A walk along historic Fernandina Beach can begin where generations of visitors have begun their tours of the elegant port town: at the waterfront train station, the eastern terminus of the first railroad to cross Florida from east to west.
Fernandina Beach Florida |
The station is now home to the Amelia Island Tourism Development Council, whose employees and volunteers help familiarize tourists with the main sites in the Fernandina Beach Historic District, 50 blocks of history and architecture in the heart of the town. Northern Florida, also known as the Historic Coast of Florida.
"I love coming here because it reminds me of my hometown in Massachusetts," said Pat Homans of Miami, who grew up in Newburyport. "We just walk around and look at the stores."
The truth is that Playa Fernandina looks like a New England town with palm trees – but that has an explanation. On the outskirts of the business district, built in the 19th century around Center Street and flanked by the water, are a large number of pre-Civil War mansions, many built by northern industrialists.

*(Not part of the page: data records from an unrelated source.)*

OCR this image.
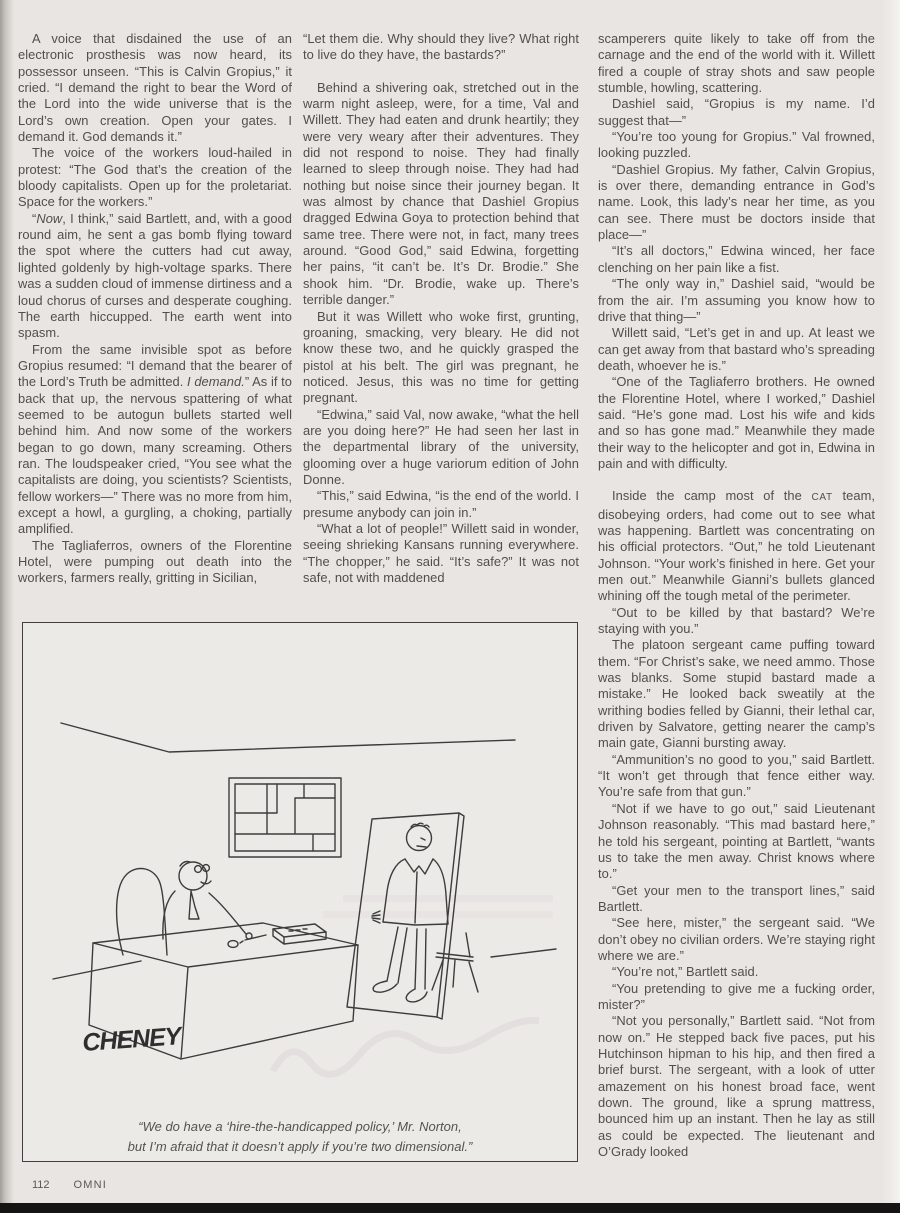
A voice that disdained the use of an electronic prosthesis was now heard, its possessor unseen. “This is Calvin Gropius,” it cried. “I demand the right to bear the Word of the Lord into the wide universe that is the Lord’s own creation. Open your gates. I demand it. God demands it.”

The voice of the workers loud-hailed in protest: “The God that’s the creation of the bloody capitalists. Open up for the proletariat. Space for the workers.”

“Now, I think,” said Bartlett, and, with a good round aim, he sent a gas bomb flying toward the spot where the cutters had cut away, lighted goldenly by high-voltage sparks. There was a sudden cloud of immense dirtiness and a loud chorus of curses and desperate coughing. The earth hiccupped. The earth went into spasm.

From the same invisible spot as before Gropius resumed: “I demand that the bearer of the Lord’s Truth be admitted. I demand.” As if to back that up, the nervous spattering of what seemed to be autogun bullets started well behind him. And now some of the workers began to go down, many screaming. Others ran. The loudspeaker cried, “You see what the capitalists are doing, you scientists? Scientists, fellow workers—” There was no more from him, except a howl, a gurgling, a choking, partially amplified.

The Tagliaferros, owners of the Florentine Hotel, were pumping out death into the workers, farmers really, gritting in Sicilian,

“Let them die. Why should they live? What right to live do they have, the bastards?”

Behind a shivering oak, stretched out in the warm night asleep, were, for a time, Val and Willett. They had eaten and drunk heartily; they were very weary after their adventures. They did not respond to noise. They had finally learned to sleep through noise. They had had nothing but noise since their journey began. It was almost by chance that Dashiel Gropius dragged Edwina Goya to protection behind that same tree. There were not, in fact, many trees around. “Good God,” said Edwina, forgetting her pains, “it can’t be. It’s Dr. Brodie.” She shook him. “Dr. Brodie, wake up. There’s terrible danger.”

But it was Willett who woke first, grunting, groaning, smacking, very bleary. He did not know these two, and he quickly grasped the pistol at his belt. The girl was pregnant, he noticed. Jesus, this was no time for getting pregnant.

“Edwina,” said Val, now awake, “what the hell are you doing here?” He had seen her last in the departmental library of the university, glooming over a huge variorum edition of John Donne.

“This,” said Edwina, “is the end of the world. I presume anybody can join in.”

“What a lot of people!” Willett said in wonder, seeing shrieking Kansans running everywhere. “The chopper,” he said. “It’s safe?” It was not safe, not with maddened

scamperers quite likely to take off from the carnage and the end of the world with it. Willett fired a couple of stray shots and saw people stumble, howling, scattering.

Dashiel said, “Gropius is my name. I’d suggest that—”

“You’re too young for Gropius.” Val frowned, looking puzzled.

“Dashiel Gropius. My father, Calvin Gropius, is over there, demanding entrance in God’s name. Look, this lady’s near her time, as you can see. There must be doctors inside that place—”

“It’s all doctors,” Edwina winced, her face clenching on her pain like a fist.

“The only way in,” Dashiel said, “would be from the air. I’m assuming you know how to drive that thing—”

Willett said, “Let’s get in and up. At least we can get away from that bastard who’s spreading death, whoever he is.”

“One of the Tagliaferro brothers. He owned the Florentine Hotel, where I worked,” Dashiel said. “He’s gone mad. Lost his wife and kids and so has gone mad.” Meanwhile they made their way to the helicopter and got in, Edwina in pain and with difficulty.

Inside the camp most of the CAT team, disobeying orders, had come out to see what was happening. Bartlett was concentrating on his official protectors. “Out,” he told Lieutenant Johnson. “Your work’s finished in here. Get your men out.” Meanwhile Gianni’s bullets glanced whining off the tough metal of the perimeter.

“Out to be killed by that bastard? We’re staying with you.”

The platoon sergeant came puffing toward them. “For Christ’s sake, we need ammo. Those was blanks. Some stupid bastard made a mistake.” He looked back sweatily at the writhing bodies felled by Gianni, their lethal car, driven by Salvatore, getting nearer the camp’s main gate, Gianni bursting away.

“Ammunition’s no good to you,” said Bartlett. “It won’t get through that fence either way. You’re safe from that gun.”

“Not if we have to go out,” said Lieutenant Johnson reasonably. “This mad bastard here,” he told his sergeant, pointing at Bartlett, “wants us to take the men away. Christ knows where to.”

“Get your men to the transport lines,” said Bartlett.

“See here, mister,” the sergeant said. “We don’t obey no civilian orders. We’re staying right where we are.”

“You’re not,” Bartlett said.

“You pretending to give me a fucking order, mister?”

“Not you personally,” Bartlett said. “Not from now on.” He stepped back five paces, put his Hutchinson hipman to his hip, and then fired a brief burst. The sergeant, with a look of utter amazement on his honest broad face, went down. The ground, like a sprung mattress, bounced him up an instant. Then he lay as still as could be expected. The lieutenant and O’Grady looked

CHENEY
“We do have a ‘hire-the-handicapped policy,’ Mr. Norton,
but I’m afraid that it doesn’t apply if you’re two dimensional.”
112 OMNI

"The deepwater port that we have allowed a lot of people to come here from the north," said Thea Seagraves, a volunteer and tour director at the Amelia Island Museum of History, Nassau County Jail, in the historic district. "Many northerners in Boston, Pennsylvania and New York realized that 'We don't have to suffer through harsh winters.'"
About Fernandina Beach
Fernandina Beach is the seat of Nassau County and the courthouse, a Victorian building built in 1891 in the center of town on Center Street, is the oldest county courthouse in Florida still in use.
Located north of Jacksonville, Fernandina Beach is north of Amelia Island, which has other attractions such as Fort Clinch State Park, a Civil War fort; the amenities of Amelia Island's Omni Plantation; and American Beach, with its moving story. That beach was a popular destination for African-Americans in the decades before the Civil Rights Movement, when they were barred from "whites only" beaches. Today, the beach is listed on the Florida Black Heritage Trail.